I hold on to all my old travel books – mostly out of nostalgia, but also out of a sincere hope that I’ll need the book again.  A pretty silly notion when said book lists prices in French Francs, offers pre- wifi and pre-9/11 travel advice, and all recommended lodgings are youth hostels.  I’m not exactly a luxury traveler, but I can safely say my days of youth hostels are far behind me.  Definitely time for a new book, but I’ll still never get rid of this book.


This is the first travel book I ever purchased.  I was in my last semester of college and planning my first ever trip to Europe – all based around a semester long study in Spain.  I decided to start in Paris for a few days because, duh, Paris!  And here I am almost 15 years later and I’ve been to Europe multiple times, but never back to Paris.  I’d like to say I’ve just had other places to see, but the truth is I’ve been avoiding Paris.


When I think of Paris, I instantly think of that naïve college kid.  Look up the word ‘rube’ in the dictionary and I’m pretty sure you’ll see me and my best friend our first day in Paris.  I had never ridden a subway and found the colorfully lined map in the back of the book a complete mystery.  Good thing I’m a quick learner…I can’t even think about our luggage situation without cringing and feeling deeply ashamed.  Let’s just say new backpacks were purchased (500 FF*) and many things** were left behind in our crusty old youth hostel***.
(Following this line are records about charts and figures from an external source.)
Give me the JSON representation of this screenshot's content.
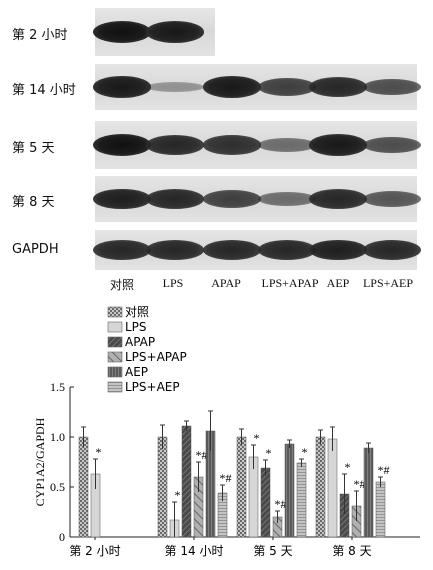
{
  "blot": {
    "rows": [
      {
        "label": "第 2 小时",
        "intensities": [
          1.0,
          0.95
        ]
      },
      {
        "label": "第 14 小时",
        "intensities": [
          0.95,
          0.15,
          0.95,
          0.7,
          0.85,
          0.6
        ]
      },
      {
        "label": "第 5 天",
        "intensities": [
          1.0,
          0.85,
          0.8,
          0.4,
          0.95,
          0.6
        ]
      },
      {
        "label": "第 8 天",
        "intensities": [
          0.9,
          0.85,
          0.7,
          0.4,
          0.85,
          0.55
        ]
      },
      {
        "label": "GAPDH",
        "intensities": [
          0.85,
          0.85,
          0.85,
          0.85,
          0.9,
          0.85
        ]
      }
    ],
    "lane_labels": [
      "对照",
      "LPS",
      "APAP",
      "LPS+APAP",
      "AEP",
      "LPS+AEP"
    ]
  },
  "chart_data": {
    "type": "bar",
    "ylabel": "CYP1A2/GAPDH",
    "ylim": [
      0,
      1.5
    ],
    "yticks": [
      "0",
      "0.5",
      "1.0",
      "1.5"
    ],
    "categories": [
      "第 2 小时",
      "第 14 小时",
      "第 5 天",
      "第 8 天"
    ],
    "series": [
      {
        "name": "对照",
        "values": [
          1.0,
          1.0,
          1.0,
          1.0
        ],
        "errors": [
          0.1,
          0.12,
          0.08,
          0.07
        ],
        "annotations": [
          "",
          "",
          "",
          ""
        ],
        "color": "#8a8a8a",
        "pattern": "checker"
      },
      {
        "name": "LPS",
        "values": [
          0.63,
          0.17,
          0.8,
          0.98
        ],
        "errors": [
          0.15,
          0.18,
          0.12,
          0.12
        ],
        "annotations": [
          "*",
          "*",
          "*",
          ""
        ],
        "color": "#d6d6d6",
        "pattern": "solid"
      },
      {
        "name": "APAP",
        "values": [
          null,
          1.11,
          0.69,
          0.43
        ],
        "errors": [
          null,
          0.05,
          0.08,
          0.2
        ],
        "annotations": [
          "",
          "",
          "*",
          "*"
        ],
        "color": "#555555",
        "pattern": "diag-dense"
      },
      {
        "name": "LPS+APAP",
        "values": [
          null,
          0.6,
          0.2,
          0.31
        ],
        "errors": [
          null,
          0.15,
          0.06,
          0.15
        ],
        "annotations": [
          "",
          "*#",
          "*#",
          "*#"
        ],
        "color": "#9a9a9a",
        "pattern": "diag-wide"
      },
      {
        "name": "AEP",
        "values": [
          null,
          1.06,
          0.93,
          0.89
        ],
        "errors": [
          null,
          0.2,
          0.04,
          0.05
        ],
        "annotations": [
          "",
          "",
          "",
          ""
        ],
        "color": "#6a6a6a",
        "pattern": "vstripe"
      },
      {
        "name": "LPS+AEP",
        "values": [
          null,
          0.44,
          0.74,
          0.55
        ],
        "errors": [
          null,
          0.08,
          0.04,
          0.05
        ],
        "annotations": [
          "",
          "*#",
          "*",
          "*#"
        ],
        "color": "#b5b5b5",
        "pattern": "hstripe"
      }
    ]
  }
}
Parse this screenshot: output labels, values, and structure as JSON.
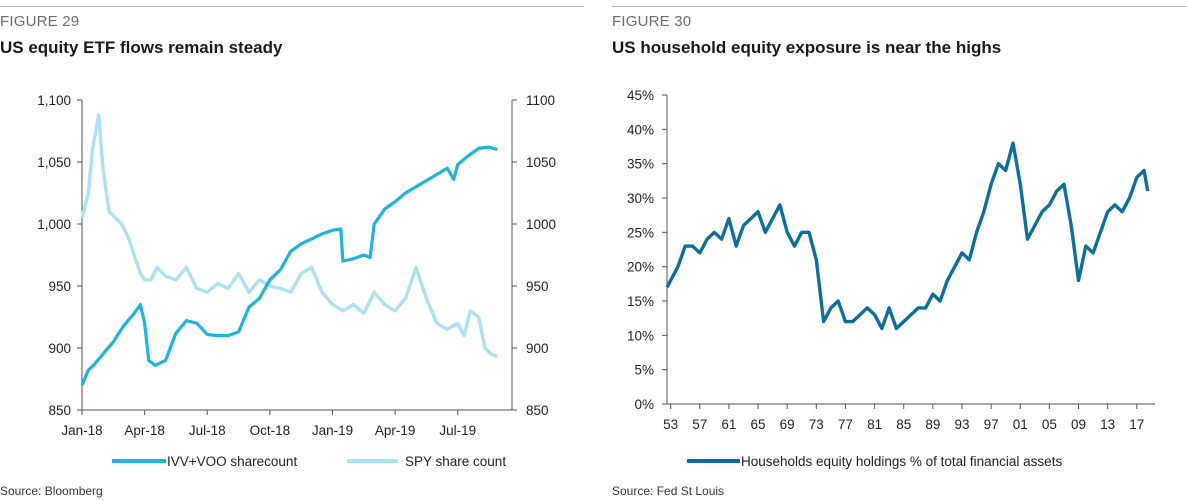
{
  "figures": [
    {
      "number": "FIGURE 29",
      "title": "US equity ETF flows remain steady",
      "source": "Source: Bloomberg"
    },
    {
      "number": "FIGURE 30",
      "title": "US household equity exposure is near the highs",
      "source": "Source: Fed St Louis"
    }
  ],
  "chart_data": [
    {
      "type": "line",
      "title": "US equity ETF flows remain steady",
      "x_tick_labels": [
        "Jan-18",
        "Apr-18",
        "Jul-18",
        "Oct-18",
        "Jan-19",
        "Apr-19",
        "Jul-19"
      ],
      "xlim": [
        0,
        20.6
      ],
      "y_left": {
        "ylim": [
          850,
          1100
        ],
        "ticks": [
          "850",
          "900",
          "950",
          "1,000",
          "1,050",
          "1,100"
        ]
      },
      "y_right": {
        "ylim": [
          850,
          1100
        ],
        "ticks": [
          "850",
          "900",
          "950",
          "1000",
          "1050",
          "1100"
        ]
      },
      "grid": false,
      "legend_position": "bottom",
      "series": [
        {
          "name": "IVV+VOO sharecount",
          "axis": "left",
          "color": "#1fb3dd",
          "x": [
            0,
            0.3,
            0.6,
            1.0,
            1.5,
            2.0,
            2.5,
            2.8,
            3.0,
            3.2,
            3.5,
            4.0,
            4.5,
            5.0,
            5.5,
            6.0,
            6.5,
            7.0,
            7.5,
            8.0,
            8.5,
            9.0,
            9.5,
            10.0,
            10.5,
            11.0,
            11.5,
            12.0,
            12.4,
            12.5,
            13.0,
            13.5,
            13.8,
            14.0,
            14.5,
            15.0,
            15.5,
            16.0,
            16.5,
            17.0,
            17.5,
            17.8,
            18.0,
            18.5,
            19.0,
            19.5,
            19.9
          ],
          "values": [
            870,
            882,
            887,
            895,
            905,
            918,
            928,
            935,
            920,
            890,
            886,
            890,
            912,
            922,
            920,
            911,
            910,
            910,
            913,
            933,
            940,
            955,
            963,
            978,
            984,
            988,
            992,
            995,
            996,
            970,
            972,
            975,
            973,
            1000,
            1012,
            1018,
            1025,
            1030,
            1035,
            1040,
            1045,
            1036,
            1048,
            1055,
            1061,
            1062,
            1060
          ]
        },
        {
          "name": "SPY share count",
          "axis": "right",
          "color": "#aee0f3",
          "x": [
            0,
            0.3,
            0.5,
            0.8,
            1.0,
            1.3,
            1.6,
            1.9,
            2.2,
            2.5,
            2.8,
            3.0,
            3.3,
            3.6,
            4.0,
            4.5,
            5.0,
            5.5,
            6.0,
            6.5,
            7.0,
            7.5,
            8.0,
            8.5,
            9.0,
            9.5,
            10.0,
            10.5,
            11.0,
            11.5,
            12.0,
            12.5,
            13.0,
            13.5,
            14.0,
            14.5,
            15.0,
            15.5,
            16.0,
            16.5,
            17.0,
            17.5,
            18.0,
            18.3,
            18.6,
            19.0,
            19.3,
            19.6,
            19.9
          ],
          "values": [
            1005,
            1025,
            1060,
            1088,
            1045,
            1010,
            1005,
            1000,
            990,
            975,
            960,
            955,
            955,
            965,
            958,
            955,
            965,
            948,
            945,
            952,
            948,
            960,
            945,
            955,
            950,
            948,
            945,
            960,
            965,
            945,
            935,
            930,
            935,
            928,
            945,
            935,
            930,
            940,
            965,
            940,
            920,
            915,
            920,
            910,
            930,
            925,
            900,
            895,
            893
          ]
        }
      ]
    },
    {
      "type": "line",
      "title": "US household equity exposure is near the highs",
      "x_tick_labels": [
        "53",
        "57",
        "61",
        "65",
        "69",
        "73",
        "77",
        "81",
        "85",
        "89",
        "93",
        "97",
        "01",
        "05",
        "09",
        "13",
        "17"
      ],
      "xlim": [
        1952.5,
        2019.5
      ],
      "ylim": [
        0,
        45
      ],
      "y_ticks": [
        "0%",
        "5%",
        "10%",
        "15%",
        "20%",
        "25%",
        "30%",
        "35%",
        "40%",
        "45%"
      ],
      "grid": false,
      "legend_position": "bottom",
      "series": [
        {
          "name": "Households equity holdings % of total financial assets",
          "color": "#0e6f9c",
          "x": [
            1952.5,
            1953,
            1954,
            1955,
            1956,
            1957,
            1958,
            1959,
            1960,
            1961,
            1962,
            1963,
            1964,
            1965,
            1966,
            1967,
            1968,
            1969,
            1970,
            1971,
            1972,
            1973,
            1974,
            1975,
            1976,
            1977,
            1978,
            1979,
            1980,
            1981,
            1982,
            1983,
            1984,
            1985,
            1986,
            1987,
            1988,
            1989,
            1990,
            1991,
            1992,
            1993,
            1994,
            1995,
            1996,
            1997,
            1998,
            1999,
            2000,
            2001,
            2002,
            2003,
            2004,
            2005,
            2006,
            2007,
            2008,
            2009,
            2010,
            2011,
            2012,
            2013,
            2014,
            2015,
            2016,
            2017,
            2018,
            2018.5
          ],
          "values": [
            17,
            18,
            20,
            23,
            23,
            22,
            24,
            25,
            24,
            27,
            23,
            26,
            27,
            28,
            25,
            27,
            29,
            25,
            23,
            25,
            25,
            21,
            12,
            14,
            15,
            12,
            12,
            13,
            14,
            13,
            11,
            14,
            11,
            12,
            13,
            14,
            14,
            16,
            15,
            18,
            20,
            22,
            21,
            25,
            28,
            32,
            35,
            34,
            38,
            32,
            24,
            26,
            28,
            29,
            31,
            32,
            26,
            18,
            23,
            22,
            25,
            28,
            29,
            28,
            30,
            33,
            34,
            31
          ]
        }
      ]
    }
  ]
}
So many things went so terribly wrong (lost reservations, bad weather, etc.).  Those first four days in Paris were both horrifying and exhilarating and literally changed me forever.  It was a mindboggling trial by fire that introduced me to the low lows and the high highs of travel and I’ve been hooked ever since. Travel is my drug of choice.  I don’t know if I’m scared to return because I’ll feel like that that kid again or if I’m scared that I won’t.


*Roughly 80 USD which felt like an absolute FORTUNE at the time, but (as we discovered over the course of the next few months) was money so incredibly well spent.
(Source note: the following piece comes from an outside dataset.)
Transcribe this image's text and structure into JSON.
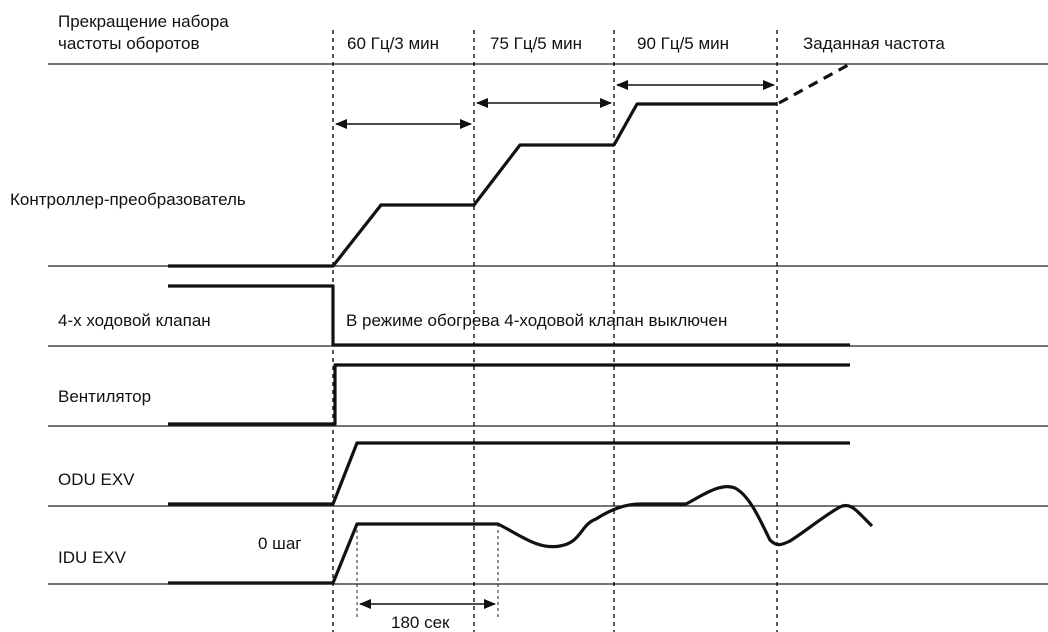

**Including, but not limited to, a life-sized cat stuffed animal. Don’t ask and let’s not speak of this again.


***It was so far out of town and sheets were not included, but just the very Parisian-ness of it charmed us completely – the too tiny elevator, the spiral staircase.  I still remember it so fondly.


The shameful proof - me cuddled up with my stuffed kitty on my sheetless bunk in Paris.  Thank goodness for creepy friends who take pictures like this.